Die Bedingungen für die Telemedizin müssen von daher mehr als ausreichend gesetzt werden. Die Prozessqualität ist eine Grundvoraussetzung. Dazu gehört insbesondere die Datensicherheit. Neben der Ausstattung mit einer guten Datenleitung und der Versorgung mit medizinischer Technik müssen eine gute Schulung und Begleitung für die Medizinerinnen und Mediziner vor dem Endgerät und auch vor Ort im Krankenpflegedienst gewährleistet sein.
Ich bin gespannt, welche Behandlungspfade und Behandlungsfelder sich entwickeln. Denn die Telemedizin, verehrte Damen und Herren, wird für uns nicht nur im Justizvollzug eine Zukunft sein, sondern auch in der Fläche des Landes Niedersachsen. Der ländliche Raum muss auskömmlich versorgt werden. Die regionale Daseinsvorsorge ist dabei ein ganz wichtiger Aspekt.

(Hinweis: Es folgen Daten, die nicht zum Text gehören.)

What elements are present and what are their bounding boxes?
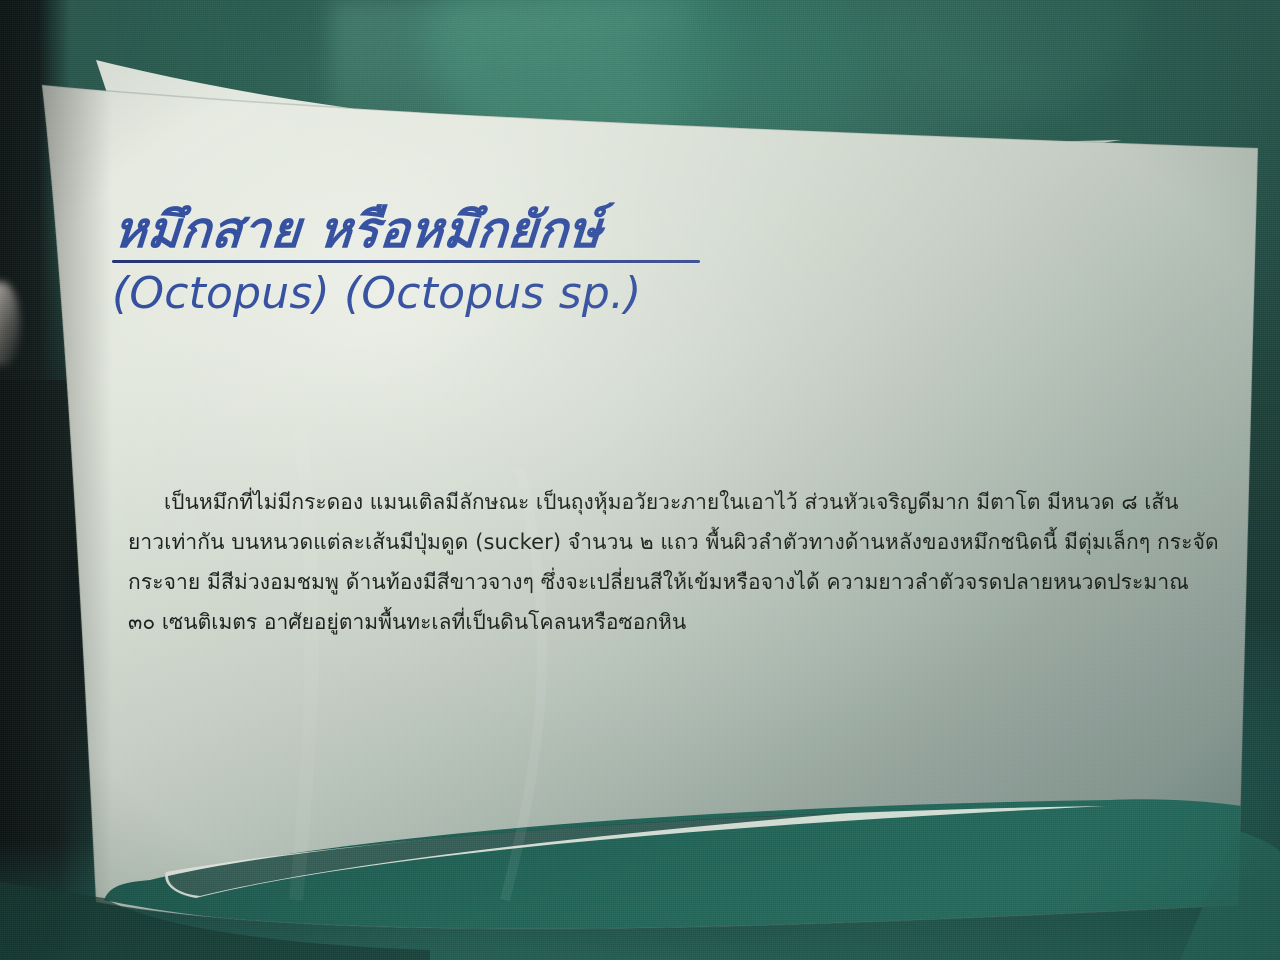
title-block: หมึกสาย หรือหมึกยักษ์ (Octopus) (Octopus…: [112, 205, 872, 318]
description-line: เป็นหมึกที่ไม่มีกระดอง แมนเติลมีลักษณะ เ…: [128, 482, 1180, 522]
description-line: ๓๐ เซนติเมตร อาศัยอยู่ตามพื้นทะเลที่เป็น…: [128, 602, 1180, 642]
poster-paper-body: [0, 0, 1280, 960]
description-line: ยาวเท่ากัน บนหนวดแต่ละเส้นมีปุ่มดูด (suc…: [128, 522, 1180, 562]
poster-artwork: [0, 0, 1280, 960]
screenshot-root: หมึกสาย หรือหมึกยักษ์ (Octopus) (Octopus…: [0, 0, 1280, 960]
description-paragraph: เป็นหมึกที่ไม่มีกระดอง แมนเติลมีลักษณะ เ…: [128, 482, 1180, 642]
description-line: กระจาย มีสีม่วงอมชมพู ด้านท้องมีสีขาวจาง…: [128, 562, 1180, 602]
page-title-thai: หมึกสาย หรือหมึกยักษ์: [112, 205, 876, 256]
scientific-name: (Octopus) (Octopus sp.): [112, 270, 872, 318]
title-underline: [112, 260, 700, 263]
poster-sheet: [0, 0, 1280, 960]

Telemedizin soll die ärztliche Kompetenz nicht ersetzen. Der Fokus soll weiterhin auf der Anwerbung von Ärztinnen und Ärzten vor Ort liegen. Das Vieraugengespräch im persönlichen Kontakt ist ein hohes gesellschaftliches Bedürfnis. Wir haben in den letzten Wochen und Monaten der Corona-Zeit gemerkt, dass Video- und Telefonkonferenzen nicht die Lösung sind.
Sehr geehrte Damen und Herren, mit dem Pilotprojekt „Telemedizin im Justizvollzug“ stärken wir den Justizvollzug in Niedersachsen. Als Folge erwarten wir verbesserte Haftbedingungen, was für die Gefangenen bedeutet, dass ihr Wiedereinstieg in das Berufsleben und in die Gesellschaft unterstützt wird.
Wir wollen insbesondere eine gesicherte Gesundheitsversorgung erzielen und werden in einem Jahr nach der Evaluation sehen, welche Fixkosten sich entwickeln und wie wir die Telemedizin in Niedersachsen anschließend ausbauen können. Das heißt, die eigentliche Diskussion beginnt in einem Jahr.
Eine Übertragung von Restredezeiten auf spätere Tagesordnungspunkte oder vielleicht den nächsten Sitzungsabschnitt ist in der Geschäftsordnung noch nicht geregelt. Aber das kann man vielleicht einmal andenken.